2016.04.23 Saturday
村山早紀「コンビニたそがれ堂 セレクション」
これも「竜宮ホテル」と同様に、書名からの印象でお手軽な子供向け読み物かと思って手を出しかねていたのですが、読んでみてビックリ!ルリユールの・・・コンビニ版ですね。(笑)
『かけがえのない明日が、遙かな思い出の空から聞こえてくる。ひとり胸に秘めた記憶を包みなおしてくれるお店、「コンビニたそがれ堂」。心に灯がともる、人と時間の不思議な物語。 』
(〜amazon)
1、あんず
2、人魚姫
3、星に願いを
4、天使の絵本
5、花明りの夜に
6、エピローグ 風早の伝説
7、創作メモ 〜後書きにかえて
舞台はお馴染みの風早の街。背景説明を兼ねた2ページのプロローグに続いて、時間も登場人物も全く異なるストーリーが展開されていきます。猫とお兄ちゃんの「溢れる感謝の物語」。引きこもり少女の恐ろしくも感動的な「再生の物語」。過去の失敗を悔やむ医師が絶体絶命のピンチで経験する「命の絆の物語」・・・等々、バラエティーに富んだ作品が揃っています。

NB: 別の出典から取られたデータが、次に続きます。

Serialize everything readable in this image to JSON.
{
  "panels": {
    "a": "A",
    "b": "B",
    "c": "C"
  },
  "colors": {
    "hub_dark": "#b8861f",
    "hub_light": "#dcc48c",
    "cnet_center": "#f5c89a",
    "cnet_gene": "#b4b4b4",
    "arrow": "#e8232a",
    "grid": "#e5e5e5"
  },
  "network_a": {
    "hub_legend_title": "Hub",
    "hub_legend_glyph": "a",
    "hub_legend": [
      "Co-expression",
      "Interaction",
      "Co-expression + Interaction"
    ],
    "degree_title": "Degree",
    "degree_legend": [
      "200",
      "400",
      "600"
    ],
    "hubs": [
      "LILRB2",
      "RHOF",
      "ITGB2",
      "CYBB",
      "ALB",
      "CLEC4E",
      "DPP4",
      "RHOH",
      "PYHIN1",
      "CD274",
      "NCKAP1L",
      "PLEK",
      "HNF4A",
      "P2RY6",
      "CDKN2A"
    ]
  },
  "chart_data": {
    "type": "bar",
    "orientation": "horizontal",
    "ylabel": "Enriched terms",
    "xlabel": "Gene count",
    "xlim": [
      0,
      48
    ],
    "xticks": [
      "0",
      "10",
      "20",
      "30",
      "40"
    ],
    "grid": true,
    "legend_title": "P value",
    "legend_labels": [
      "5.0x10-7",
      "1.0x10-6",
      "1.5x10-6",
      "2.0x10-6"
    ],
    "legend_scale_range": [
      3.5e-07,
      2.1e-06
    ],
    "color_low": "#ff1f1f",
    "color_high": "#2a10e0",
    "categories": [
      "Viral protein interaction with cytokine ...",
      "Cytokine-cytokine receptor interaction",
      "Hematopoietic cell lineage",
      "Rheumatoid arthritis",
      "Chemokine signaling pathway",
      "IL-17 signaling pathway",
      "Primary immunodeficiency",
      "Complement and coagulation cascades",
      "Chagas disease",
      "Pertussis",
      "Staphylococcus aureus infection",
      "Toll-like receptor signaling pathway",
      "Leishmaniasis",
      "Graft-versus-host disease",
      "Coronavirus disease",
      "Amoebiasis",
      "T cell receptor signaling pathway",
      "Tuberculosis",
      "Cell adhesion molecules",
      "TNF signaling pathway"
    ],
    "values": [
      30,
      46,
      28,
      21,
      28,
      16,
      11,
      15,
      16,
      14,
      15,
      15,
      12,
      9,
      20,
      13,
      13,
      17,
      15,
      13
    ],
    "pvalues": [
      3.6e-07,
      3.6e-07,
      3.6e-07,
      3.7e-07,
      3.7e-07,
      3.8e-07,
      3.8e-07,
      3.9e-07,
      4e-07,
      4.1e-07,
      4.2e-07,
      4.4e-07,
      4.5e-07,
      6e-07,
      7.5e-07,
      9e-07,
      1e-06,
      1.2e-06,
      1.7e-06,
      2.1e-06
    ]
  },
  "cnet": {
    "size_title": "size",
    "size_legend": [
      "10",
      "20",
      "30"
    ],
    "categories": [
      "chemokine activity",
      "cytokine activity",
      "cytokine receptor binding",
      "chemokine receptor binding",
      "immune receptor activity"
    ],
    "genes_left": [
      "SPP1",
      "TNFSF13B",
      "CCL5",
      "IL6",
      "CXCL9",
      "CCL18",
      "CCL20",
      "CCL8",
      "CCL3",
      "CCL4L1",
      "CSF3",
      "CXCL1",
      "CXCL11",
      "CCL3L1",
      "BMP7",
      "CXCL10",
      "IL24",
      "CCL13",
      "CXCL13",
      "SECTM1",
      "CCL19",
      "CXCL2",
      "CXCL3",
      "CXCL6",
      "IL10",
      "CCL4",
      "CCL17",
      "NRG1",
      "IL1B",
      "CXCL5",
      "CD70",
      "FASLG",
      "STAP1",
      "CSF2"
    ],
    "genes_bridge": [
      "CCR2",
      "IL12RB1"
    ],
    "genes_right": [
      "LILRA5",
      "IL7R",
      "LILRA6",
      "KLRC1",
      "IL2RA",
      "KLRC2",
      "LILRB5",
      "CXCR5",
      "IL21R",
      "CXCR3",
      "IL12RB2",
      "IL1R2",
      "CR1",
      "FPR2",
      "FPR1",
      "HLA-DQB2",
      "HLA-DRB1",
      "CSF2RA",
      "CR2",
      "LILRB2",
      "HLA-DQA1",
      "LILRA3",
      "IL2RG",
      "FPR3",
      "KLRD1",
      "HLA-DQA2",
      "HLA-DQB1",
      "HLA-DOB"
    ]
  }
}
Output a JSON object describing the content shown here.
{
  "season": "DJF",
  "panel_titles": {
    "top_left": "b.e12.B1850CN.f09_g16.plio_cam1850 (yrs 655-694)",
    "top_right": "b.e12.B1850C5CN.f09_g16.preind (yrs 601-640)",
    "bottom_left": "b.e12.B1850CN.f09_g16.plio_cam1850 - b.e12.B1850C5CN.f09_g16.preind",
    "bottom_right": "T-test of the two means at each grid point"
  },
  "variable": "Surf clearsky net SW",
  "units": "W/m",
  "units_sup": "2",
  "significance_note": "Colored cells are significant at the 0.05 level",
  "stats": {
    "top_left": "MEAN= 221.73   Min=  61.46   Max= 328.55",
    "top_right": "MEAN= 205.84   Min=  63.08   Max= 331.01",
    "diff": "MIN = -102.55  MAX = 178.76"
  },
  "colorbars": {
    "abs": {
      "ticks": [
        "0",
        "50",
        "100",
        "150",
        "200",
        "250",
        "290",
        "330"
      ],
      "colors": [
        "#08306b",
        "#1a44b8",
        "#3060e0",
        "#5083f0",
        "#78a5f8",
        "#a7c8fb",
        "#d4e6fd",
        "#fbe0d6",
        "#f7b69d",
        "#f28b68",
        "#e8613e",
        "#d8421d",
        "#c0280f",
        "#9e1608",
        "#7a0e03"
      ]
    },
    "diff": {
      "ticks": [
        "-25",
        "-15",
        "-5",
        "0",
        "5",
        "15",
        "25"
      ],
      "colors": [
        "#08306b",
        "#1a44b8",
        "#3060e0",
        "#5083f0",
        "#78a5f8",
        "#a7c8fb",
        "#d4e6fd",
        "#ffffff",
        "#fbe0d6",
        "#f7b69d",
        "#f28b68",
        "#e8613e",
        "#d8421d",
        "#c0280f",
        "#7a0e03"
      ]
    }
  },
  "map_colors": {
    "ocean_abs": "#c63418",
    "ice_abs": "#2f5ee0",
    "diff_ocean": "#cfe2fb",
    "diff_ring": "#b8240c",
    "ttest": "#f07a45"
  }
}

元々が児童向け文学から始めた作者らしく、かなり個性的な語り口で、純文学ばかり読んできた方には面食らう表現の部分もあります。どうも・・・ひらがなが多い・・・ラノベ風の軽い表現が多い・・・と言うような文章作法の面から、猫が使うのは・・・手じゃなくて足だよね(笑)・・・御稲荷さんがX'masってどうよ・・・BlackBerryって、こんな旧い携帯、今時の人は知らないでしょ!(でも黒電話は停電時も使えると知っている!)なんて些末な事もあちこちにありますが、読み進むうちにはどうでも良くなって・・・実に濃密な描写、思いもよらない展開の連続に・・・気が付くと・・・圧倒されていました。(汗)
いやはや凄い本です。普通だったらこの辺で終わり・・・あるいはこれでは話がまとまらない!!空中分解だ!と思ったその先が用意されていて、優しい微笑みに満ちた結末が待ち構えているという素晴らしい構成の作品ばかり・・・。
特に驚いたのは書下ろしの新作である「天使の絵本」。荒涼とした戦後の焼け跡で、生きるためには手段を選んでいる余裕も無くなり荒み切った日々を送る主人公の少年の、偶然過ごした一夜とその後日談です。思わずチャップリンの「ライムライト」やディケンズの「クリスマスキャロル」を彷彿とさせるような文字通りの「聖夜の物語」は香気溢れる傑作で、ドラマ化や映画化を期待したい出来ですね!
シェーラ姫やマリリン、ルルーの物語を一緒に読んできた娘達も独立し、しばらく読む機会が減っていた作者の作品ですが、いつの間にか「大人向き」の小説が多数出版される作家に成長していたようですので、改めて近年の作品を読んでみようかと思います。いわゆる「普通」の作家とは一味違う、異彩を放つ作風・・・イリュージョン系ファンタジー作家の今後は、多いに期待できそうですね。
それにしてもこの本・・・装丁もそうですが、内容的にもクリスマスプレゼントにピッタリです!こんな本を受け取る側はもちろんですが送る側も・・・きっと幸福感に包まれます・・・。